Why it’s SO important to check in on your friends and let them know you care
Recently, Kristen Bell very candidly discussed how her notable “bubbly” personality doesn’t change the fact that she deals with anxiety and depression. This is a common affliction which places her in the company of millions of other American adults. What’s not common is that she’s choosing to be open about it.
The stigma of mental health disorders is something that sufferers have fought to eradicate, but unfortunately, it still exists. It permeates a person’s tone of voice when they say things like “you have nothing to feel sad about, just cheer up” or “you sound crazy.” When someone like Kristen Bell who has a platform shares her story, it jumpstarts the conversation, much like HelloGiggles own Sammy Nickalls, who chose last year to help battle the stigma by initiating an important community of discussion with the hashtag #TalkingAboutIt. The hashtag continues to pop up on Twitter thanks to Sammy, as people use it to talk about mental health and connect with each other.
All of this contributes to why I feel it is so important to remember to check in on your friends and family. By her own admission, Kristen Bell says that her cheery exterior can hide a great deal of emotional distress. Combined with the fact that many people go undiagnosed or are unwilling to discuss their mental health, it’s essential that we know there are not necessarily going to be clear-cut warning signs when someone we know is not doing okay. That’s why we need to listen to people and to pay attention. There will be instances when the people closest to us will need help or want it but are afraid or unsure how to ask for it. To that end, I think it can be incredibly helpful to let people know that we are there for them. Even if they don’t want to talk at that moment, they might just need to know that someone cares.

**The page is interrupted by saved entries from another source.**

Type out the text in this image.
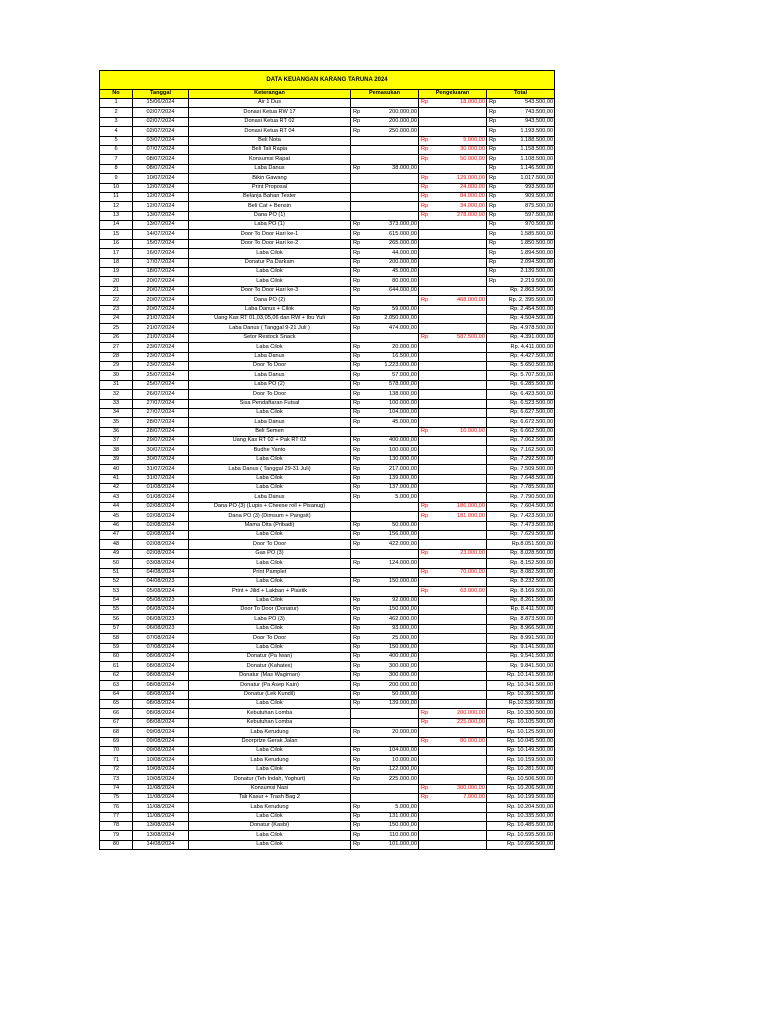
DATA KEUANGAN KARANG TARUNA 2024								
No	Tanggal	Keterangan	Pemasukan		Pengeluaran		Total	
1	15/06/2024	Air 1 Dus			Rp	18.000,00	Rp	543.500,00
2	02/07/2024	Donasi Ketua RW 17	Rp	200.000,00			Rp	743.500,00
3	02/07/2024	Donasi Ketua RT 02	Rp	200.000,00			Rp	943.500,00
4	02/07/2024	Donasi Ketua RT 04	Rp	250.000,00			Rp	1.193.500,00
5	03/07/2024	Beli Nota			Rp	5.000,00	Rp	1.188.500,00
6	07/07/2024	Beli Tali Rapia			Rp	30.000,00	Rp	1.158.500,00
7	08/07/2024	Konsumsi Rapat			Rp	50.000,00	Rp	1.108.500,00
8	08/07/2024	Laba Danus	Rp	38.000,00			Rp	1.146.500,00
9	10/07/2024	Bikin Gawang			Rp	129.000,00	Rp	1.017.500,00
10	12/07/2024	Print Proposal			Rp	24.000,00	Rp	993.500,00
11	12/07/2024	Belanja Bahan Tester			Rp	84.000,00	Rp	909.500,00
12	12/07/2024	Beli Cat + Bensin			Rp	34.000,00	Rp	875.500,00
13	13/07/2024	Dana PO (1)			Rp	278.000,00	Rp	597.500,00
14	13/07/2024	Laba PO (1)	Rp	373.000,00			Rp	970.500,00
15	14/07/2024	Door To Door Hari ke-1	Rp	615.000,00			Rp	1.585.500,00
16	15/07/2024	Door To Door Hari ke-2	Rp	265.000,00			Rp	1.850.500,00
17	16/07/2024	Laba Cilok	Rp	44.000,00			Rp	1.894.500,00
18	17/07/2024	Donatur Pa Darkam	Rp	200.000,00			Rp	2.094.500,00
19	18/07/2024	Laba Cilok	Rp	45.000,00			Rp	2.139.500,00
20	20/07/2024	Laba Cilok	Rp	80.000,00			Rp	2.219.500,00
21	20/07/2024	Door To Door Hari ke-3	Rp	644.000,00			Rp. 2.863.500,00	
22	20/07/2024	Dana PO (2)			Rp	468.000,00	Rp. 2. 395.500,00	
23	20/07/2024	Laba Danus + Cilok	Rp	59.000,00			Rp. 2.454.500,00	
24	21/07/2024	Uang Kas RT 01,03,05,06 dan RW + Ibu Yuli	Rp	2.050.000,00			Rp. 4.504.500,00	
25	21/07/2024	Laba Danus ( Tanggal 9-21 Juli )	Rp	474.000,00			Rp. 4.978.500,00	
26	21/07/2024	Setor Restock Snack			Rp	587.500,00	Rp. 4.391.000,00	
27	23/07/2024	Laba Cilok	Rp	20.000,00			Rp. 4.411.000,00	
28	23/07/2024	Laba Danus	Rp	16.500,00			Rp. 4.427.500,00	
29	23/07/2024	Door To Door	Rp	1.223.000,00			Rp. 5.650.500,00	
30	25/07/2024	Laba Danus	Rp	57.000,00			Rp. 5.707.500,00	
31	25/07/2024	Laba PO (2)	Rp	578.000,00			Rp. 6.285.500,00	
32	26/07/2024	Door To Door	Rp	138.000,00			Rp. 6.423.500,00	
33	27/07/2024	Sisa Pendaftaran Futsal	Rp	100.000,00			Rp. 6.523.500,00	
34	27/07/2024	Laba Cilok	Rp	104.000,00			Rp. 6.627.500,00	
35	28/07/2024	Laba Danus	Rp	45.000,00			Rp. 6.672.500,00	
36	28/07/2024	Beli Semen			Rp	10.000,00	Rp. 6.662.500,00	
37	29/07/2024	Uang Kas RT 02 + Pak RT 02	Rp	400.000,00			Rp. 7.062.500,00	
38	30/07/2024	Budhe Yanto	Rp	100.000,00			Rp. 7.162.500,00	
39	30/07/2024	Laba Cilok	Rp	130.000,00			Rp. 7.292.500,00	
40	31/07/2024	Laba Danus ( Tanggal 29-31 Juli)	Rp	217.000,00			Rp. 7.509.500,00	
41	31/07/2024	Laba Cilok	Rp	139.000,00			Rp. 7.648.500,00	
42	01/08/2024	Laba Cilok	Rp	137.000,00			Rp. 7.785.500,00	
43	01/08/2024	Laba Danus	Rp	5.000,00			Rp. 7.790.500,00	
44	02/08/2024	Dana PO (3) (Lupis + Cheese roll + Pisanug)			Rp	186.000,00	Rp. 7.604.500,00	
45	02/08/2024	Dana PO (3) (Dimsum + Pangsit)			Rp	181.000,00	Rp. 7.423.500,00	
46	02/08/2024	Mama Dita (Pribadi)	Rp	50.000,00			Rp. 7.473.500,00	
47	02/08/2024	Laba Cilok	Rp	156.000,00			Rp. 7.629.500,00	
48	02/08/2024	Door To Door	Rp	422.000,00			Rp.8.051.500,00	
49	02/08/2024	Gas PO (3)			Rp	23.000,00	Rp. 8.028.500,00	
50	03/08/2024	Laba Cilok	Rp	124.000,00			Rp. 8.152.500,00	
51	04/08/2024	Print Pamplet			Rp	70.000,00	Rp. 8.082.500,00	
52	04/08/2023	Laba Cilok	Rp	150.000,00			Rp. 8.232.500,00	
53	05/08/2024	Print + Jilid + Lakban + Plastik			Rp	63.000,00	Rp. 8.169.500,00	
54	05/08/2023	Laba Cilok	Rp	92.000,00			Rp. 8.261.500,00	
55	06/08/2024	Door To Door (Donatur)	Rp	150.000,00			Rp. 8.411.500,00	
56	06/08/2023	Laba PO (3)	Rp	462.000,00			Rp. 8.873.500,00	
57	06/08/2023	Laba Cilok	Rp	93.000,00			Rp. 8.966.500,00	
58	07/08/2024	Door To Door	Rp	25.000,00			Rp. 8.991.500,00	
59	07/08/2024	Laba Cilok	Rp	150.000,00			Rp. 9.141.500,00	
60	08/08/2024	Donatur (Pa Iwan)	Rp	400.000,00			Rp. 9.541.500,00	
61	08/08/2024	Donatur (Kahatex)	Rp	300.000,00			Rp. 9.841.500,00	
62	08/08/2024	Donatur (Mas Wagiman)	Rp	300.000,00			Rp. 10.141.500,00	
63	08/08/2024	Donatur (Pa Asep Kain)	Rp	200.000,00			Rp. 10.341.500,00	
64	08/08/2024	Donatur (Lek Kundil)	Rp	50.000,00			Rp. 10.391.500,00	
65	08/08/2024	Laba Cilok	Rp	139.000,00			Rp.10.530.500,00	
66	08/08/2024	Kebutuhan Lomba			Rp	200.000,00	Rp. 10.330.500,00	
67	08/08/2024	Kebutuhan Lomba			Rp	225.000,00	Rp. 10.105.500,00	
68	09/08/2024	Laba Kerudung	Rp	20.000,00			Rp. 10.125.500,00	
69	09/08/2024	Doorprize Gerak Jalan			Rp	80.000,00	Rp. 10.045.500,00	
70	09/08/2024	Laba Cilok	Rp	104.000,00			Rp. 10.149.500,00	
71	10/08/2024	Laba Kerudung	Rp	10.000,00			Rp. 10.159.500,00	
72	10/08/2024	Laba Cilok	Rp	122.000,00			Rp. 10.281.500,00	
73	10/08/2024	Donatur (Teh Indah, Yoghurt)	Rp	225.000,00			Rp. 10.506.500,00	
74	11/08/2024	Konsumsi Nasi			Rp	300.000,00	Rp. 10.206.500,00	
75	11/08/2024	Tali Kasur + Trash Bag 2			Rp	7.000,00	Rp. 10.199.500,00	
76	11/08/2024	Laba Kerudung	Rp	5.000,00			Rp. 10.204.500,00	
77	11/08/2024	Laba Cilok	Rp	131.000,00			Rp. 10.335.500,00	
78	13/08/2024	Donatur (Kasbi)	Rp	150.000,00			Rp. 10.485.500,00	
79	13/08/2024	Laba Cilok	Rp	110.000,00			Rp. 10.595.500,00	
80	14/08/2024	Laba Cilok	Rp	101.000,00			Rp. 10.696.500,00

I used to think that checking up on someone made me seem overbearing, or like someone’s worried mom. Having grown up with a mom who was constantly worried about everything and always causing me to roll my eyes at her overprotective nature, I balked at coming across that way to my peers. Then, I dealt with my own depression and anxiety in my mid-twenties. Even though I sought therapy, I hesitated for a long time to confide in anyone close to me, or give any kind of window into the fact that nothing was as “fine” as my facade indicated. I feared judgment, or worse, dismissal in the form of comments like,”Oh, just get over it.” If just one person had noticed that I wasn’t quite feeling like myself, I know I would have felt far less alone.
Recently, I checked up on someone because my gut was nagging at me that something was off about his behavior. But it wasn’t overt. It was initially a very subtle change, but my suspicions turned out to be correct. He was not okay. And I would have always regretted not reaching out just for the sake of not appearing like some paranoid overthinker leaping to dramatic conclusions.
The biggest positive from the situation was that it led to some honest communication between me and him, as well as our mutual friends, about how sometimes we really have such a hard time saying that we’re not okay simply because we feel like we should be or the fear that others will think that we’re down and out over nonexistent problems. But the problem with anxiety and depression is that it doesn’t necessarily have to stem from some unspeakable tragedy. It can! It can totally be spurred on by a death of someone close to us or other traumatic experience. But it can also sometimes reach up with its ugly cruel grasp on the most sunshiney of days, without warning, without reprieve, without any sign of when it plans to dissipate. Just a cold dark envelopment that shouts we’re not good enough, we never will be, no one loves us, things would be better if we weren’t around. And there are times, on those days that you might need to hear someone say that you matter. Because you can’t muster the ability to tell yourself.
You do. You matter. We all do.
So tell people. Even for no reason other than it makes you feel good to tell your friends you love them. Call them. Send a text. Shoot an email. Snapchat, if that’s your thing. Let them know you’re thinking about them. Just in case they’re caught in a moment where they feel like no one is. It could make all the difference.